External validation of the risk score model in TCGA-LIHC

Since the risk score model can be used to predict HCC recurrence and the response of patients to adjuvant sorafenib in the GSE14520 and GSE109211 cohort, then we further validated the predictive ability of the model in another HCC cohorts (TCGA-LIHC). According to the same formula, the risk score for each patient was calculated and the time-dependent ROC curve analysis was conducted.

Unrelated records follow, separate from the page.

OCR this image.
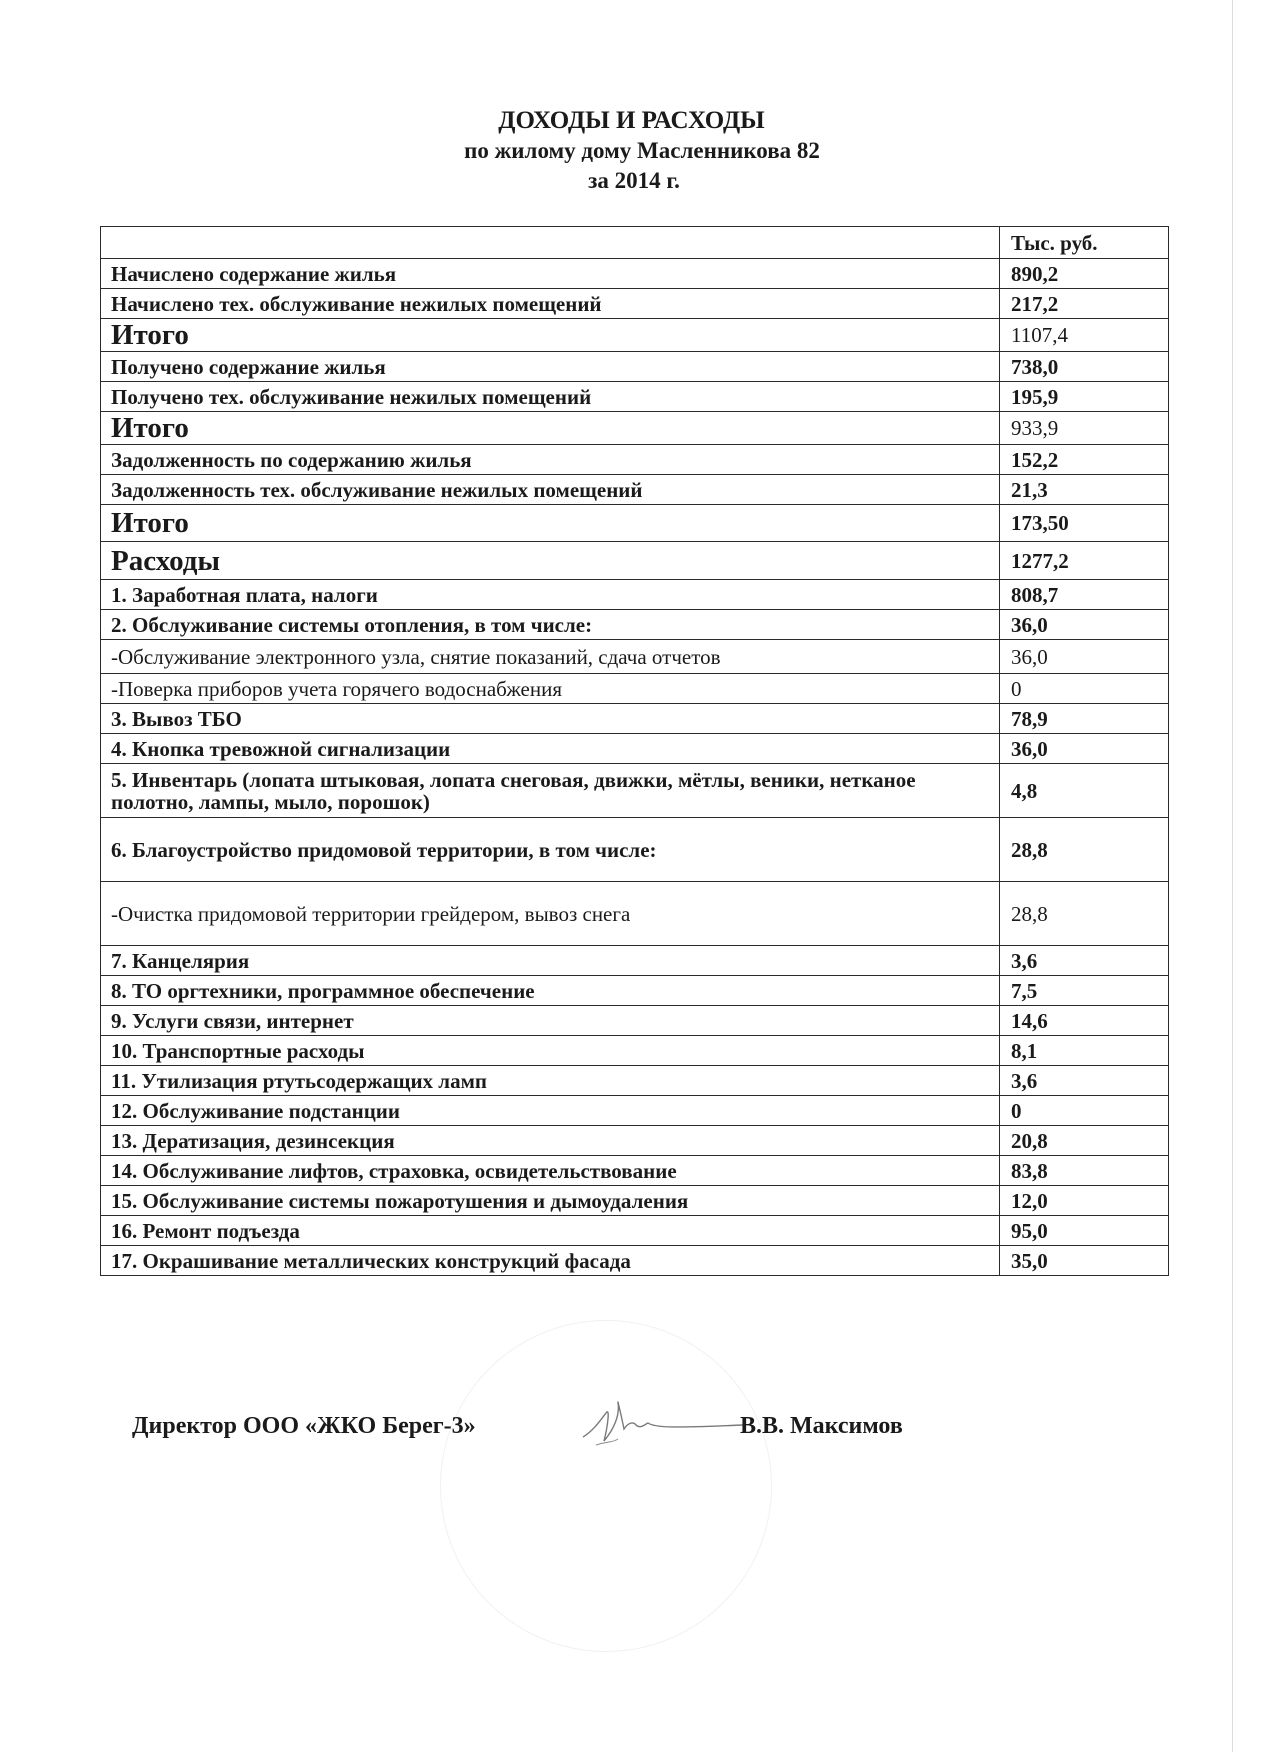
ДОХОДЫ И РАСХОДЫ
по жилому дому Масленникова 82
за 2014 г.
	Тыс. руб.
Начислено содержание жилья	890,2
Начислено тех. обслуживание нежилых помещений	217,2
Итого	1107,4
Получено содержание жилья	738,0
Получено тех. обслуживание нежилых помещений	195,9
Итого	933,9
Задолженность по содержанию жилья	152,2
Задолженность тех. обслуживание нежилых помещений	21,3
Итого	173,50
Расходы	1277,2
1. Заработная плата, налоги	808,7
2. Обслуживание системы отопления, в том числе:	36,0
-Обслуживание электронного узла, снятие показаний, сдача отчетов	36,0
-Поверка приборов учета горячего водоснабжения	0
3. Вывоз ТБО	78,9
4. Кнопка тревожной сигнализации	36,0
5. Инвентарь (лопата штыковая, лопата снеговая, движки, мётлы, веники, нетканое полотно, лампы, мыло, порошок)	4,8
6. Благоустройство придомовой территории, в том числе:	28,8
-Очистка придомовой территории грейдером, вывоз снега	28,8
7. Канцелярия	3,6
8. ТО оргтехники, программное обеспечение	7,5
9. Услуги связи, интернет	14,6
10. Транспортные расходы	8,1
11. Утилизация ртутьсодержащих ламп	3,6
12. Обслуживание подстанции	0
13. Дератизация, дезинсекция	20,8
14. Обслуживание лифтов, страховка, освидетельствование	83,8
15. Обслуживание системы пожаротушения и дымоудаления	12,0
16. Ремонт подъезда	95,0
17. Окрашивание металлических конструкций фасада	35,0
Директор ООО «ЖКО Берег-3»	В.В. Максимов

The AUC values of the model for predicting the tumor recurrence and response to adjuvant sorafenib were 0.618 (95% CI [0.522–0.713]) and 0.708 (95% CI [0.467–0.949]), respectively (Figs. 4A and 4B). Similar to the GSE14520 cohort, patients with high risk had a significantly higher recurrence rate and shorter median recurrence time (18.3 months) (all p < 0.001, Figs. 4C, 4E and Fig. S4C). And these sorafenib responders have a lower risk score (p = 0.0411, Fig. S4D). Moreover, patients with low risk had much better survival rate (p = 0.0016, HR: 2.331, 95% CI [1.288–4.218], Fig. 4F). Multivariate Cox regression analysis also demonstrated that the risk model was significantly related to the tumor recurrence (p < 0.05, Fig. 4D). In addition, Kaplan–Meier curves analysis was further performed in subsets of patients with different TNM stages. Interestingly, patients with a high-risk score also displayed higher recurrence rates in the validation cohorts with the different TNM stages (Figs. 4G–4I). In summary, the novel risk score model constructed using bioinformatic methods could effectively predict HCC early recurrence and the benefits from adjuvant sorafenib in patients with surgical resection.